So, the new Revised Common Lectionary (I say "new" because the Episcopal church has been on it less than 30 years) has this gimmick for the Trinity Season (I refuse to use the term "Season after Pentecost") of having two tracts for the Old Testament readings in the summer and early fall. One is the traditional Old Testament readings that tries to capture the theme of the New Testament/Gospel readings, regardless of whether that makes the Old Testament reading change from book to book every Sunday.
The other alternative track for the summer is one that reads an Old Testament book largely in sequence, at least in theory. Last year, it was largely the Book of Genesis. I really enjoy preaching from a Biblical text in a sequence; you can get more in depth in your sermon if you can build on things and not have the Old Testament text and theme change every Sunday.
I seldom preach on the Epistles for this reason because the Lectionary butchers them so badly. You have to read the Epistles in sequence or else you spend half your sermon giving the exegetical background of the Church that Paul is writing to and putting into some context. By the time you have done that, your time is about up. And then the next week, you are on to a completely different epistle and theme. I drives me batty sometimes.
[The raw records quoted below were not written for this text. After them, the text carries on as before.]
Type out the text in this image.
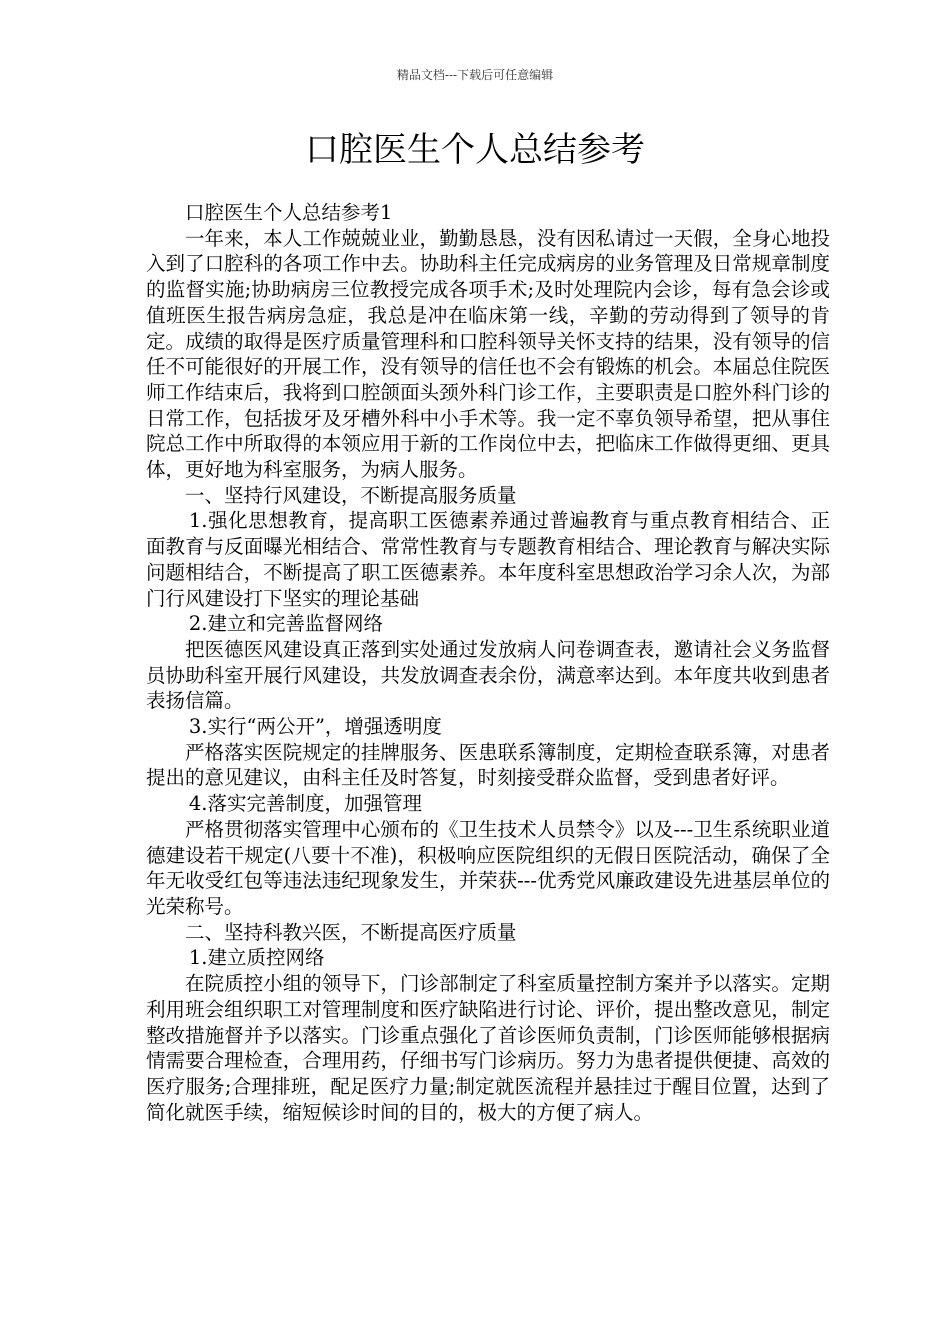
精品文档---下载后可任意编辑
口腔医生个人总结参考

口腔医生个人总结参考1

一年来，本人工作兢兢业业，勤勤恳恳，没有因私请过一天假，全身心地投入到了口腔科的各项工作中去。协助科主任完成病房的业务管理及日常规章制度的监督实施;协助病房三位教授完成各项手术;及时处理院内会诊，每有急会诊或值班医生报告病房急症，我总是冲在临床第一线，辛勤的劳动得到了领导的肯定。成绩的取得是医疗质量管理科和口腔科领导关怀支持的结果，没有领导的信任不可能很好的开展工作，没有领导的信任也不会有锻炼的机会。本届总住院医师工作结束后，我将到口腔颌面头颈外科门诊工作，主要职责是口腔外科门诊的日常工作，包括拔牙及牙槽外科中小手术等。我一定不辜负领导希望，把从事住院总工作中所取得的本领应用于新的工作岗位中去，把临床工作做得更细、更具体，更好地为科室服务，为病人服务。

一、坚持行风建设，不断提高服务质量

1.强化思想教育，提高职工医德素养通过普遍教育与重点教育相结合、正面教育与反面曝光相结合、常常性教育与专题教育相结合、理论教育与解决实际问题相结合，不断提高了职工医德素养。本年度科室思想政治学习余人次，为部门行风建设打下坚实的理论基础

2.建立和完善监督网络

把医德医风建设真正落到实处通过发放病人问卷调查表，邀请社会义务监督员协助科室开展行风建设，共发放调查表余份，满意率达到。本年度共收到患者表扬信篇。

3.实行“两公开”，增强透明度

严格落实医院规定的挂牌服务、医患联系簿制度，定期检查联系簿，对患者提出的意见建议，由科主任及时答复，时刻接受群众监督，受到患者好评。

4.落实完善制度，加强管理

严格贯彻落实管理中心颁布的《卫生技术人员禁令》以及---卫生系统职业道德建设若干规定(八要十不准)，积极响应医院组织的无假日医院活动，确保了全年无收受红包等违法违纪现象发生，并荣获---优秀党风廉政建设先进基层单位的光荣称号。

二、坚持科教兴医，不断提高医疗质量

1.建立质控网络

在院质控小组的领导下，门诊部制定了科室质量控制方案并予以落实。定期利用班会组织职工对管理制度和医疗缺陷进行讨论、评价，提出整改意见，制定整改措施督并予以落实。门诊重点强化了首诊医师负责制，门诊医师能够根据病情需要合理检查，合理用药，仔细书写门诊病历。努力为患者提供便捷、高效的医疗服务;合理排班，配足医疗力量;制定就医流程并悬挂过于醒目位置，达到了简化就医手续，缩短候诊时间的目的，极大的方便了病人。
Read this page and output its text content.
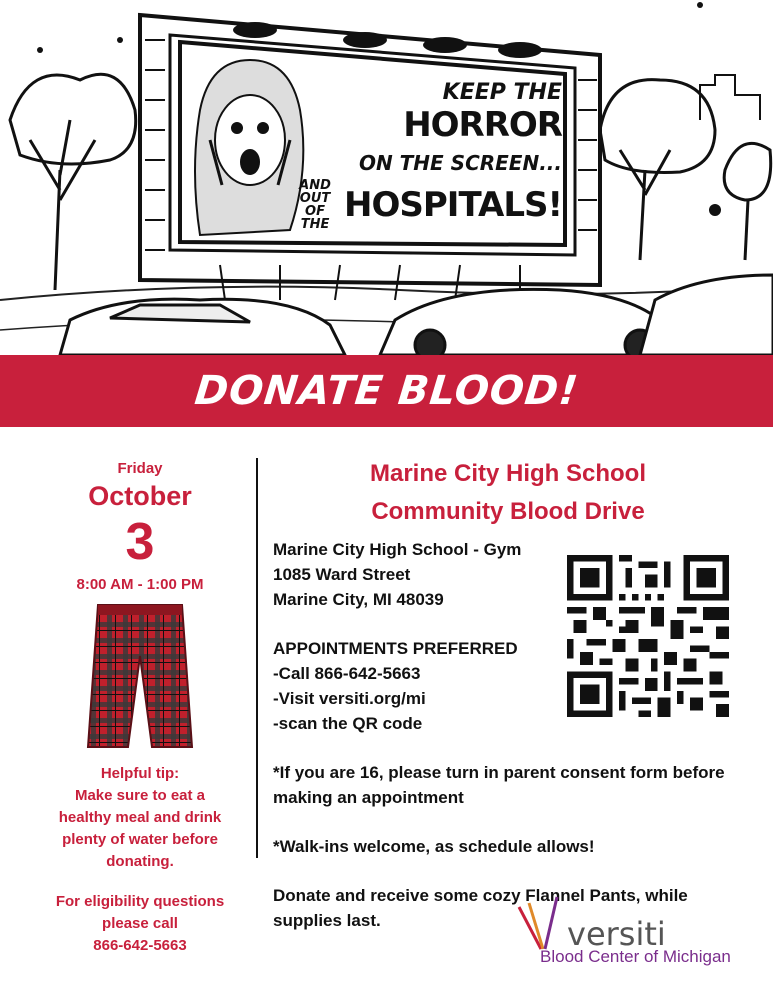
KEEP THE HORROR
ON THE SCREEN...
AND OUT
OF THE HOSPITALS!
DONATE BLOOD!
Friday
October
3
8:00 AM - 1:00 PM
Helpful tip:
Make sure to eat a
healthy meal and drink
plenty of water before
donating.
For eligibility questions
please call
866-642-5663
Marine City High School
Community Blood Drive
Marine City High School - Gym
1085 Ward Street
Marine City, MI 48039
APPOINTMENTS PREFERRED
-Call 866-642-5663
-Visit versiti.org/mi
-scan the QR code
*If you are 16, please turn in parent consent form before making an appointment
*Walk-ins welcome, as schedule allows!
Donate and receive some cozy Flannel Pants, while supplies last.	versiti
Blood Center of Michigan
I do appreciate the Lectionary in the sense that it does force us (in a Bataan Death March sort of way) to grapple with a vast majority of the Bible in the 3 year cycle of the Lectionary. Oftentimes, that involves texts that we would just as soon not touch on this week (or ever). So, I have a bit of a love/hate relationship with the Lectionary overall. It does the Gospels and Psalms well. Occasionally, it does the Old Testament and Epistles well in the times when they are read basically in sequence.
What gripes me, though, is when the Lectionary teases me with this "we're going to read this book in sequence," but we will do that by glossing over whole chapter sections of the story. This happened last year with the Joseph story. The Lectionary did a good job of telling most of the Abraham, Isaac, and Jacob stories, and then it came to Joseph. The Joseph saga is a good quarter of the whole of the Book of Genesis. And we got 2, count 'em 2, stories about Joseph before it was off to butcher the Moses story in Exodus: the coat of many colors story and then the very end of the narrative when Joseph is reunited with his brothers in Egypt. The Lectionary did not have the gumption to include even the Potiphar's Wife story.
This year, it appears we get largely the David saga. It appears that the Lectionary follows David for most of the summer, so I cannot complain too much on that count. But it gives us scant little about the actual saga of Saul. This coming Sunday, we get the story of Israel wanting a King and demanding Samuel anoint them a King. And then next week, we skip all the way to the point where God has rejected Saul and God sends Samuel to anoint David. We completely lose the tragedy of Saul.
That's one of the most powerful stories in the whole bible. What's the deal, Mr. Lectionary?